Stonyhurst Hall was in a bad state of repair when its new occupants arrived. Repairs were carried out and improvements made. Notable additions included St Peter’s Church, completed in 1835 and similar to King’s College Chapel in Cambridge.
In the 19th century the school developed a great reputation for scientific studies. An observatory built in 1838 was managed and operated by the priests at the school. It produced meteorological and astronomical data of such a high standard that it became one the Meteorological Office’s seven key stations when it was established in 1854.
Former pupils are referred to as OS (Old Stonyhurst). Famous and notable alumni of Stonyhurst College include:
- Alfred Austin – Poet Laureate 1896
- Arthur Conan Doyle – Author and creator of Sherlock Holmes
- Bill Cash – Conservative politician
- Bruce Kent – Peace activist (CND)
- Charles Clifford – New Zealand politician and first Speaker of the New Zealand House of Representatives
- Chris Morris – Comedian, actor, writer, and director (Four Lions, Brass Eye, The IT Crowd)
- Eduardo Lopez de Romana – President of Peru 1899 – 1903
- Frank Foley – British spy known for his role in helping Jewish families escape from Nazi Germany (the ‘British Schindler’)
- Frederick Weld – Premier of New Zealand 1864 – 1865
- Henry McGee – Actor famous for his role in The Benny Hill Show
- Iain Balshaw – English professional rugby player
- Joe Ansbro –Scottish professional rugby player
- Joseph Cyril Bamford – Founder of JCB
- Mark Thompson – Chief Executive of Channel 4, Director-General of the BBC, CEO of the New York Times
- Patrick Baladi – Actor best know for playing Neil Godwin in The Office
In 1939 Tolkien’s son, John Tolkien, went to the English College in Rome to study to be a priest.

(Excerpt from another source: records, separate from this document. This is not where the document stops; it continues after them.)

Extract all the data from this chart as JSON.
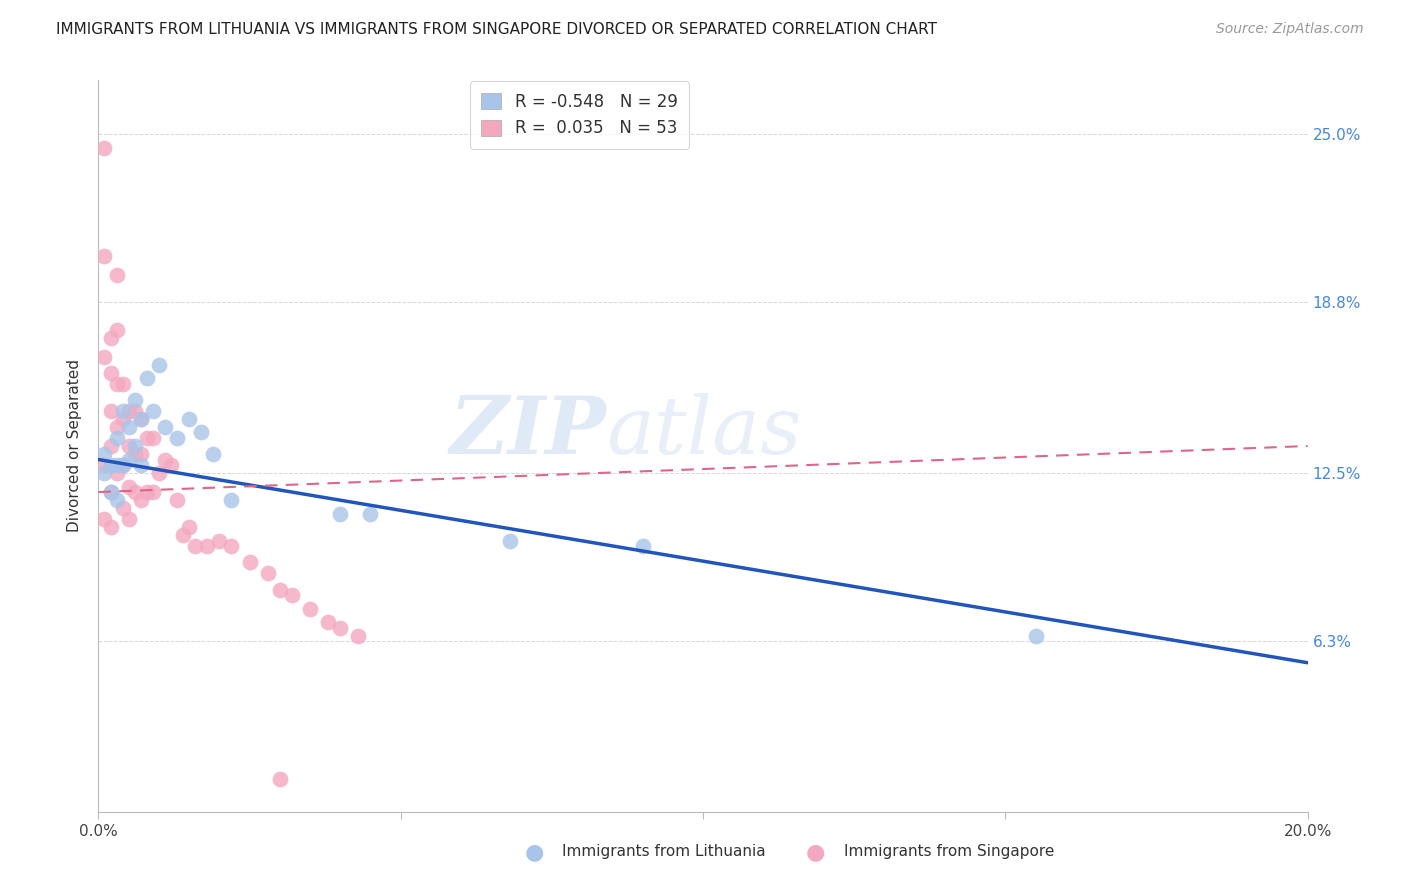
{
  "title": "IMMIGRANTS FROM LITHUANIA VS IMMIGRANTS FROM SINGAPORE DIVORCED OR SEPARATED CORRELATION CHART",
  "source": "Source: ZipAtlas.com",
  "ylabel": "Divorced or Separated",
  "xlim": [
    0.0,
    0.2
  ],
  "ylim": [
    0.0,
    0.27
  ],
  "xtick_positions": [
    0.0,
    0.05,
    0.1,
    0.15,
    0.2
  ],
  "xtick_labels": [
    "0.0%",
    "",
    "",
    "",
    "20.0%"
  ],
  "ytick_positions": [
    0.063,
    0.125,
    0.188,
    0.25
  ],
  "ytick_labels": [
    "6.3%",
    "12.5%",
    "18.8%",
    "25.0%"
  ],
  "lithuania_R": -0.548,
  "lithuania_N": 29,
  "singapore_R": 0.035,
  "singapore_N": 53,
  "lithuania_color": "#a8c4e8",
  "singapore_color": "#f4a8c0",
  "lithuania_line_color": "#2255bb",
  "singapore_line_color": "#dd6688",
  "watermark": "ZIPatlas",
  "lithuania_x": [
    0.001,
    0.001,
    0.002,
    0.002,
    0.003,
    0.003,
    0.003,
    0.004,
    0.004,
    0.005,
    0.005,
    0.006,
    0.006,
    0.007,
    0.007,
    0.008,
    0.009,
    0.01,
    0.011,
    0.013,
    0.015,
    0.017,
    0.019,
    0.022,
    0.04,
    0.045,
    0.068,
    0.09,
    0.155
  ],
  "lithuania_y": [
    0.125,
    0.132,
    0.128,
    0.118,
    0.138,
    0.128,
    0.115,
    0.148,
    0.128,
    0.142,
    0.13,
    0.152,
    0.135,
    0.145,
    0.128,
    0.16,
    0.148,
    0.165,
    0.142,
    0.138,
    0.145,
    0.14,
    0.132,
    0.115,
    0.11,
    0.11,
    0.1,
    0.098,
    0.065
  ],
  "singapore_x": [
    0.001,
    0.001,
    0.001,
    0.001,
    0.001,
    0.002,
    0.002,
    0.002,
    0.002,
    0.002,
    0.002,
    0.003,
    0.003,
    0.003,
    0.003,
    0.003,
    0.004,
    0.004,
    0.004,
    0.004,
    0.005,
    0.005,
    0.005,
    0.005,
    0.006,
    0.006,
    0.006,
    0.007,
    0.007,
    0.007,
    0.008,
    0.008,
    0.009,
    0.009,
    0.01,
    0.011,
    0.012,
    0.013,
    0.014,
    0.015,
    0.016,
    0.018,
    0.02,
    0.022,
    0.025,
    0.028,
    0.03,
    0.032,
    0.035,
    0.038,
    0.04,
    0.043,
    0.03
  ],
  "singapore_y": [
    0.245,
    0.205,
    0.168,
    0.128,
    0.108,
    0.175,
    0.162,
    0.148,
    0.135,
    0.118,
    0.105,
    0.198,
    0.178,
    0.158,
    0.142,
    0.125,
    0.158,
    0.145,
    0.128,
    0.112,
    0.148,
    0.135,
    0.12,
    0.108,
    0.148,
    0.132,
    0.118,
    0.145,
    0.132,
    0.115,
    0.138,
    0.118,
    0.138,
    0.118,
    0.125,
    0.13,
    0.128,
    0.115,
    0.102,
    0.105,
    0.098,
    0.098,
    0.1,
    0.098,
    0.092,
    0.088,
    0.082,
    0.08,
    0.075,
    0.07,
    0.068,
    0.065,
    0.012
  ]
}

In 1940, Italy’s entry into World War II led to the college temporarily relocating to Stonyhurst College.
JRR Tolkien regularly visited his son during his time at Stonyhurst. Large parts of The Lord of the Rings were written here. A popular local walk is named after him.
Museum and Open Days
Stonyhurst College claims to be home to the oldest museum in the English-speaking world. Items in its collection date back to 1609.

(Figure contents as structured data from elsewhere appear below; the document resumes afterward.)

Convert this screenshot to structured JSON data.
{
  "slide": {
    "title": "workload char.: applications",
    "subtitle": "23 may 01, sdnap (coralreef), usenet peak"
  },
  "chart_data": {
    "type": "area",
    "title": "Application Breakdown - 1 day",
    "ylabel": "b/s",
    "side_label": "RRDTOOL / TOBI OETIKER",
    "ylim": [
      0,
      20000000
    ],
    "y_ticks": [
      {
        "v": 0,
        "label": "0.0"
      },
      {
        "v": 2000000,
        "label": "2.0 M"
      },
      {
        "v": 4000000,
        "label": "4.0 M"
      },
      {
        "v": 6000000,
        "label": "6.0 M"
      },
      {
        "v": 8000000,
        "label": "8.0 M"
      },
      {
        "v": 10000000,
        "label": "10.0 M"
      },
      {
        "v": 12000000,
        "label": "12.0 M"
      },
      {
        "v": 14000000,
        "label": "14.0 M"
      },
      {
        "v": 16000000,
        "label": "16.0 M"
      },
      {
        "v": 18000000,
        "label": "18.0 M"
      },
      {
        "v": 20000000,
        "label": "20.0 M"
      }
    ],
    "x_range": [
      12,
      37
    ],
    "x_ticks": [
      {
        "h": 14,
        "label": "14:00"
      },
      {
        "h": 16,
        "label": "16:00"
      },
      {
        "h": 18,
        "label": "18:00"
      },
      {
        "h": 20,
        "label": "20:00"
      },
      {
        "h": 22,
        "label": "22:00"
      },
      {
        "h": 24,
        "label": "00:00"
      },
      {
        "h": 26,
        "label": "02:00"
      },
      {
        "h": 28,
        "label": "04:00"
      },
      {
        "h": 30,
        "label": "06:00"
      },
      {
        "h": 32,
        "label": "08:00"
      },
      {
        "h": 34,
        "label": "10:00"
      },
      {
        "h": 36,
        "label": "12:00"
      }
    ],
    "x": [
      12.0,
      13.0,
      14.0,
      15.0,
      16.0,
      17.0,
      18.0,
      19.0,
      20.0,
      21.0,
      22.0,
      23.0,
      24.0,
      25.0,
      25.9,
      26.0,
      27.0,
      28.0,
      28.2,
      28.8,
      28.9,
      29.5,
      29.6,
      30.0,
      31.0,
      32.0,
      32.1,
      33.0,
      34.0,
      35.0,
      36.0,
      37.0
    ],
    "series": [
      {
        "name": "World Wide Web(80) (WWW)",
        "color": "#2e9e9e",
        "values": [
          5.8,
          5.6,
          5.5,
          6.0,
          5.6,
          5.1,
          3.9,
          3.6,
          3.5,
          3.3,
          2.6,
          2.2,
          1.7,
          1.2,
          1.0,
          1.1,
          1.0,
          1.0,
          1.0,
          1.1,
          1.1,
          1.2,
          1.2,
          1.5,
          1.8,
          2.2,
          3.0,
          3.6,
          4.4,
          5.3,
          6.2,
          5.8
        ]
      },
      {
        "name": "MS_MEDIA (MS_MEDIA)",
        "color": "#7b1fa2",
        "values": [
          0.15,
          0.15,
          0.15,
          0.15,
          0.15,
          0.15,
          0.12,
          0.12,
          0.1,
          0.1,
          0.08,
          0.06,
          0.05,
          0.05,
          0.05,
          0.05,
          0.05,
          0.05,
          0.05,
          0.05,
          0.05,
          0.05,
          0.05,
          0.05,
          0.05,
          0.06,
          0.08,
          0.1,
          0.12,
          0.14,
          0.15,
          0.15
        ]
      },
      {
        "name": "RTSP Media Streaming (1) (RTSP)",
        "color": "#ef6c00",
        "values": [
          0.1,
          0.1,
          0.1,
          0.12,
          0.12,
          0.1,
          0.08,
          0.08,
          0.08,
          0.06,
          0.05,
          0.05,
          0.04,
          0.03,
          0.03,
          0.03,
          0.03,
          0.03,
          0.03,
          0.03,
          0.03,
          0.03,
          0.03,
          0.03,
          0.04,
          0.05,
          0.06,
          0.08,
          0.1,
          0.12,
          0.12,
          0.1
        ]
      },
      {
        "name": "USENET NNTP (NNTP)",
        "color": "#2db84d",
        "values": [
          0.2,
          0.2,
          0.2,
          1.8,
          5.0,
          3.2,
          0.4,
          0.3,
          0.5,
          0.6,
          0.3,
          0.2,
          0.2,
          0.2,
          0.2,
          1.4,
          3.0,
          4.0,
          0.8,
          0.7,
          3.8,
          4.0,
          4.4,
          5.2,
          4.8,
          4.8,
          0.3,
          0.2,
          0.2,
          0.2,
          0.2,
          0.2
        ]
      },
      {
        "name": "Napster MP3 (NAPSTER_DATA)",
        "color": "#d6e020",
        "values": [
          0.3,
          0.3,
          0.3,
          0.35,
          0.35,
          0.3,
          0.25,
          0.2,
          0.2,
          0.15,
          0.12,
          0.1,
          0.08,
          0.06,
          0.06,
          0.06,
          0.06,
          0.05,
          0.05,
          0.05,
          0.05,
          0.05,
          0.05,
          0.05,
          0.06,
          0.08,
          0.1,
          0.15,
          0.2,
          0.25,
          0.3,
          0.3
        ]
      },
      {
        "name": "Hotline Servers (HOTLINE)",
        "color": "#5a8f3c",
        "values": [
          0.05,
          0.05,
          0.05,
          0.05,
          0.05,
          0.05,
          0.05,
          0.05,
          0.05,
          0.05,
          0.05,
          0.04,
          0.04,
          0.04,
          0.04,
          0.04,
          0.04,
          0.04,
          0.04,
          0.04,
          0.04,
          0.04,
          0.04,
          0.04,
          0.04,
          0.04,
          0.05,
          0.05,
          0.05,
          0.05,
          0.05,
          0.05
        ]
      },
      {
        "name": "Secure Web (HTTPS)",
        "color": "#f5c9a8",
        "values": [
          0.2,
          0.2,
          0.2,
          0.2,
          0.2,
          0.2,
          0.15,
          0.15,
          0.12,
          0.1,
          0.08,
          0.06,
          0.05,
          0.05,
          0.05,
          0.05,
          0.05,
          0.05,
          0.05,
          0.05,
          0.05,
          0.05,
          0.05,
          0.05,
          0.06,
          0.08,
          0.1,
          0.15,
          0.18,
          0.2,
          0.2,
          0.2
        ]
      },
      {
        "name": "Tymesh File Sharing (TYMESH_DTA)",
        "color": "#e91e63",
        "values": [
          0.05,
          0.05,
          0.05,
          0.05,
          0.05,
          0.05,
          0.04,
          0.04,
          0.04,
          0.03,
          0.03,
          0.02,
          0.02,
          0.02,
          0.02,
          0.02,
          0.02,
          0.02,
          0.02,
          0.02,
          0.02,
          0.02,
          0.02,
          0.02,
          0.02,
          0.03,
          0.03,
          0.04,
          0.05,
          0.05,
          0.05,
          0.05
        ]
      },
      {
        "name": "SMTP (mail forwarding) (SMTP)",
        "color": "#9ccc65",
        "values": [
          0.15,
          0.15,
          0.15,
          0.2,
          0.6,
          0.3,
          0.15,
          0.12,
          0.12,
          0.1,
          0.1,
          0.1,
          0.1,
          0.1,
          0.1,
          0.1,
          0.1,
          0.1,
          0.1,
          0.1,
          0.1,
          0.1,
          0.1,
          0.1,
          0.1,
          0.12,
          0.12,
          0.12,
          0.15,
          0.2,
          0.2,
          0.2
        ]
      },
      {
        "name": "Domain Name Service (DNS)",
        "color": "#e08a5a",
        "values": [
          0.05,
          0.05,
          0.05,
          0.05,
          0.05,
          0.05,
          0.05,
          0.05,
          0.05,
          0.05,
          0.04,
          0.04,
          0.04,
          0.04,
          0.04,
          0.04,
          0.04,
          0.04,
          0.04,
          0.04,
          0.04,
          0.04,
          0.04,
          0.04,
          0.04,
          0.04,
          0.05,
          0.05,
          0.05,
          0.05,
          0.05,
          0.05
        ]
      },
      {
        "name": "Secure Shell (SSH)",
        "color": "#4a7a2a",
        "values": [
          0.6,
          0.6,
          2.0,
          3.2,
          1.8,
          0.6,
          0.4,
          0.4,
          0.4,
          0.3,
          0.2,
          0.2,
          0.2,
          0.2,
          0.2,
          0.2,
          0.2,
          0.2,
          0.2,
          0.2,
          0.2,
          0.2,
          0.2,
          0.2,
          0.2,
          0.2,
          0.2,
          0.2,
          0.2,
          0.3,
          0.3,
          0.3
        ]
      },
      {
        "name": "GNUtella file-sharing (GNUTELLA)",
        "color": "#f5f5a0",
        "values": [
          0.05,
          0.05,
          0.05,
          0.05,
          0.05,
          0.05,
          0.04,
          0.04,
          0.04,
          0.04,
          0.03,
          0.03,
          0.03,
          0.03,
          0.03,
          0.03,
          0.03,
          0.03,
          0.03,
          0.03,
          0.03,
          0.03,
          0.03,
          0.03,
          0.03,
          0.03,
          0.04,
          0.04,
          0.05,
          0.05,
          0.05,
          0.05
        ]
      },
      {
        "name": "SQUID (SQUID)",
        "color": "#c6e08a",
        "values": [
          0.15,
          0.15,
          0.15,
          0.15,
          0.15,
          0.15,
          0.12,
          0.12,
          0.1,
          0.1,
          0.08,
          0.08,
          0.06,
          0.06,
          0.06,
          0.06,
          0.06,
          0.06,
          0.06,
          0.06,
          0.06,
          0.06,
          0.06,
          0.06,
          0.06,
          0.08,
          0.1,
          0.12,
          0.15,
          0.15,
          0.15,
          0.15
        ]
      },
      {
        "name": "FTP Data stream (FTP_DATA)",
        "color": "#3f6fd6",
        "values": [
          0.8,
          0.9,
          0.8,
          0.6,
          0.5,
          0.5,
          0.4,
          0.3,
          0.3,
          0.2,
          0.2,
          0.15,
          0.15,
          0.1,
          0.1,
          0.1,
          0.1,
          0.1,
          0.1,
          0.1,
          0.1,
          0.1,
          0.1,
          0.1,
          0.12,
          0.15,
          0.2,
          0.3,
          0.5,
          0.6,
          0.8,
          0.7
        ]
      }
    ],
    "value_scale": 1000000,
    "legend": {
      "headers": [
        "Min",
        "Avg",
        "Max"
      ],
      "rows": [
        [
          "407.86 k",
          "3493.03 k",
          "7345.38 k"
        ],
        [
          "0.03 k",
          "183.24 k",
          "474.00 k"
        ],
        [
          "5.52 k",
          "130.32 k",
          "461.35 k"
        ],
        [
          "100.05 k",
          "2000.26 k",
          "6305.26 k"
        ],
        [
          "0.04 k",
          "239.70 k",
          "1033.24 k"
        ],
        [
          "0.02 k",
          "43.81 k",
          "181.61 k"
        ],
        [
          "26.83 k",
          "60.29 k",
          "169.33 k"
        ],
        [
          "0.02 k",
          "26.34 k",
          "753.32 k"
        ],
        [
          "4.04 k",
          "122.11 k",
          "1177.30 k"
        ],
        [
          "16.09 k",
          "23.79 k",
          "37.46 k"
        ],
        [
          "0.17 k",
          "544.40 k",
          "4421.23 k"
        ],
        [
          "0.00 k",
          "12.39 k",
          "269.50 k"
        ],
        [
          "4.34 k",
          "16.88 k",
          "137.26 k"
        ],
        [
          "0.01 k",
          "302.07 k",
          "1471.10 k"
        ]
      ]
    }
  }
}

The museum is open to the public at weekends in the summer holidays. Check the official website for dates and opening times (link in the information box at the end of this page).
Items in the museum’s impressive collection include:
- The school desk used by Arthur Conan Doyle
- The table on which Oliver Cromwell slept before the Battle of Preston
- Painting and drawings by notable artists including Rembrandt and Turner
- Photographs by photography pioneer Roger Fenton
- An Egyptian mummy
- A rare first edition of the works of William Shakespeare
Not all items are always on display.
Guided tours are also available.
Visitors can see Stonyhurst College without entering the museum. A public road runs through its grounds. Many of the buildings can be seen from the road.

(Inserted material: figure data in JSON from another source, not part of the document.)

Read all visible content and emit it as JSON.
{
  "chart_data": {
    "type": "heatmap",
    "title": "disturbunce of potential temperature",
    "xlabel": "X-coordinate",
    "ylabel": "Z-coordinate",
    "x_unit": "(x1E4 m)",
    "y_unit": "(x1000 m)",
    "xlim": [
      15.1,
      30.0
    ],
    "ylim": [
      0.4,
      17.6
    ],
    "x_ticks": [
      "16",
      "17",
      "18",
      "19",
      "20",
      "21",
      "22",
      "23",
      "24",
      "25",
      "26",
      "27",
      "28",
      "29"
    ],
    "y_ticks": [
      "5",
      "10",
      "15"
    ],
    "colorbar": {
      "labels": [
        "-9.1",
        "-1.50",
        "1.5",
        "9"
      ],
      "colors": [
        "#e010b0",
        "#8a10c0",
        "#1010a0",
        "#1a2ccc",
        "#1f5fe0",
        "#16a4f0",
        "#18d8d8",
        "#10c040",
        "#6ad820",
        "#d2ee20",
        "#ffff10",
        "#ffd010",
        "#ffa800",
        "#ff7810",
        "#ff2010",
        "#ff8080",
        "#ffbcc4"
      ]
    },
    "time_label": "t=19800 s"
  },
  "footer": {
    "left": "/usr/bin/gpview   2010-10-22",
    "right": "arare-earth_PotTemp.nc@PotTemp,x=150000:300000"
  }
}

The Tolkien Trail walk also passes through the grounds. Sights on the walk include Stonyhurst College, the school’s playing fields and cricket pavilion, the Stonyhurst Observatory, Woodfields (houses used for staff accommodation), and Hodder Place (formerly the preparatory school).
The official postcode of Stonyhurst College is BB7 9PZ. However, the school recommends drivers with satellite navigation systems use the postcode BB7 9PX to find it.
The nearest railway station is Clitheroe.
The closest major train station is Preston. This is on the West Coast Main Line.
Services from this station include trains to Liverpool Lime Street, Glasgow Central, Blackpool North, Barrow-in-Furness, York, Edinburgh, Hazel Grove, London Euston, and Carlisle.